Facies modelling involved the propagation of well-log facies throughout the zones. In the sand dominated layers, where multiple facies were present, this was achieved by using Sequential Indicator Simulation with a spherical variogram, anisotropy ranges recommended by the geologist who completed the core description and global fractions from the up-scaled cell proportions. In the shale zones propagation was via assigning values of the shale facies only.
Property modelling was completed in a similar manner to the facies modelling whereby the sand zones were populated with porosity values by Sequential Gaussian Simulation with a spherical variogram and the same anisotropy ranges used in the facies modelling. From this point the porosity within distributed shale facies (including the shale zones) was classed as undefined.
Three Petrel models were produced and these generated a variety of reserves estimations. A Prior to Well C Model produced Total Reserves of 11.5MMbbl, a Well C Updated Model calculated Total Reserves of 15.2MMbbl and a Santos Grids Model computed Total Reserves of 14.0MMbbl. These values are all significantly larger than the volumes estimated by the initial @Risk simulation. The @Risk volumes are more likely as the structural models provided to input to Petrel were generally on the high side of the distribution.
In the models, upside potential exists in the form of larger GRV, net-to-gross (NTG) and RF and from a near-field opportunity, to the south-east of the discovered field (adjacent to the Well A structure), bounded to the south by the Rosemary Fault Zone.
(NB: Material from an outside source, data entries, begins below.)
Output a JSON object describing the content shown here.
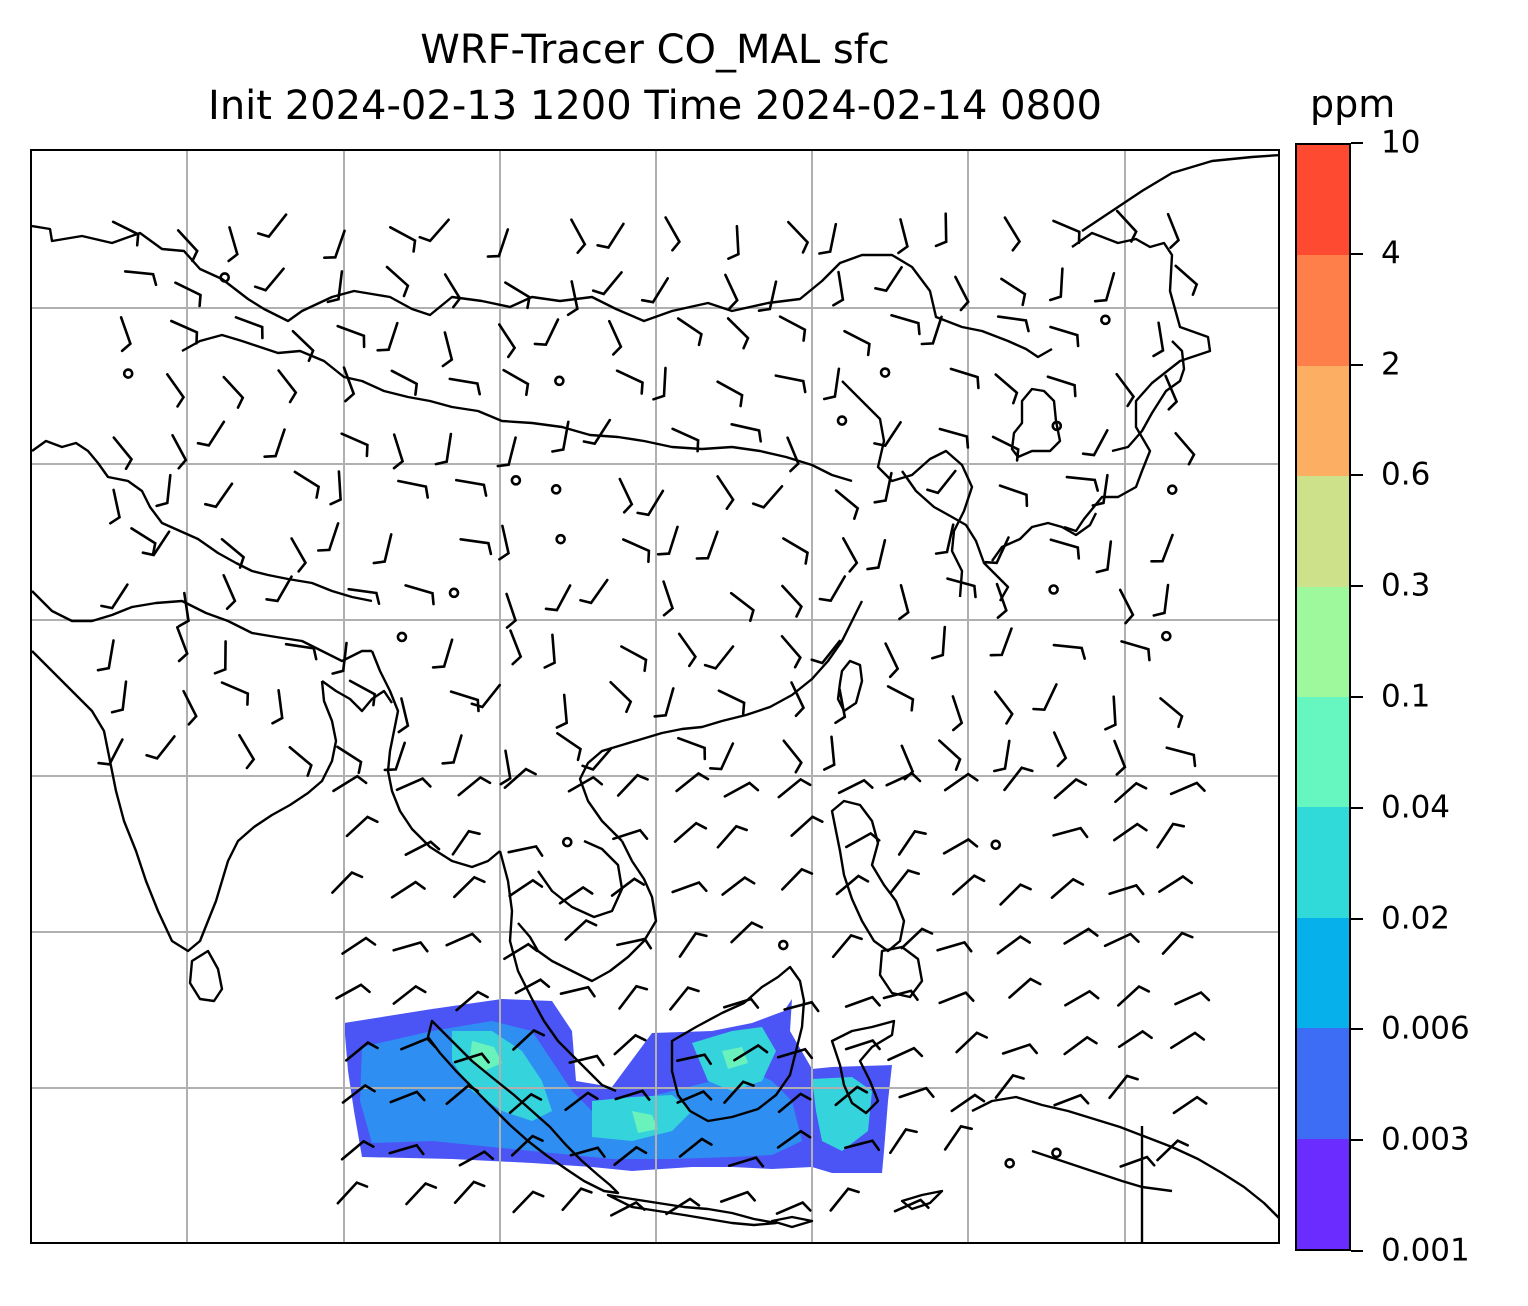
{
  "title": {
    "line1": "WRF-Tracer CO_MAL sfc",
    "line2": "Init 2024-02-13 1200 Time 2024-02-14 0800"
  },
  "colorbar": {
    "unit": "ppm",
    "ticks": [
      "0.001",
      "0.003",
      "0.006",
      "0.02",
      "0.04",
      "0.1",
      "0.3",
      "0.6",
      "2",
      "4",
      "10"
    ],
    "colors": [
      "#6a2cff",
      "#3d6cf5",
      "#06b0ea",
      "#2fdad8",
      "#66f6c0",
      "#9ef89c",
      "#cde08a",
      "#fcae63",
      "#ff7f4a",
      "#ff4a32",
      "#ff2a16"
    ]
  },
  "map": {
    "gridline_color": "#b0b0b0",
    "coast_color": "#000000",
    "field_colors": {
      "low": "#4b55f5",
      "mid": "#2f8ef2",
      "high": "#35d3dc",
      "peak": "#6af2bd"
    }
  }
}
Maximum reserves, including all upside potential, from the Santos Grids Model (most likely), were calculated at 24.3MMbbl. The near-field opportunity is regarded as extremely high risk as its difficult seismic interpretation, associated with its near-fault location, and its juxtaposition against the stratigraphically lower Legendre sands give little confidence of the structure containing hydrocarbons.
If further confidence can be attributed to the upside volumes calculated in this project (up to 24.3MMbbl total) then there may be the opportunity for a stand-alone development, however, further technical and economic evaluation will be required.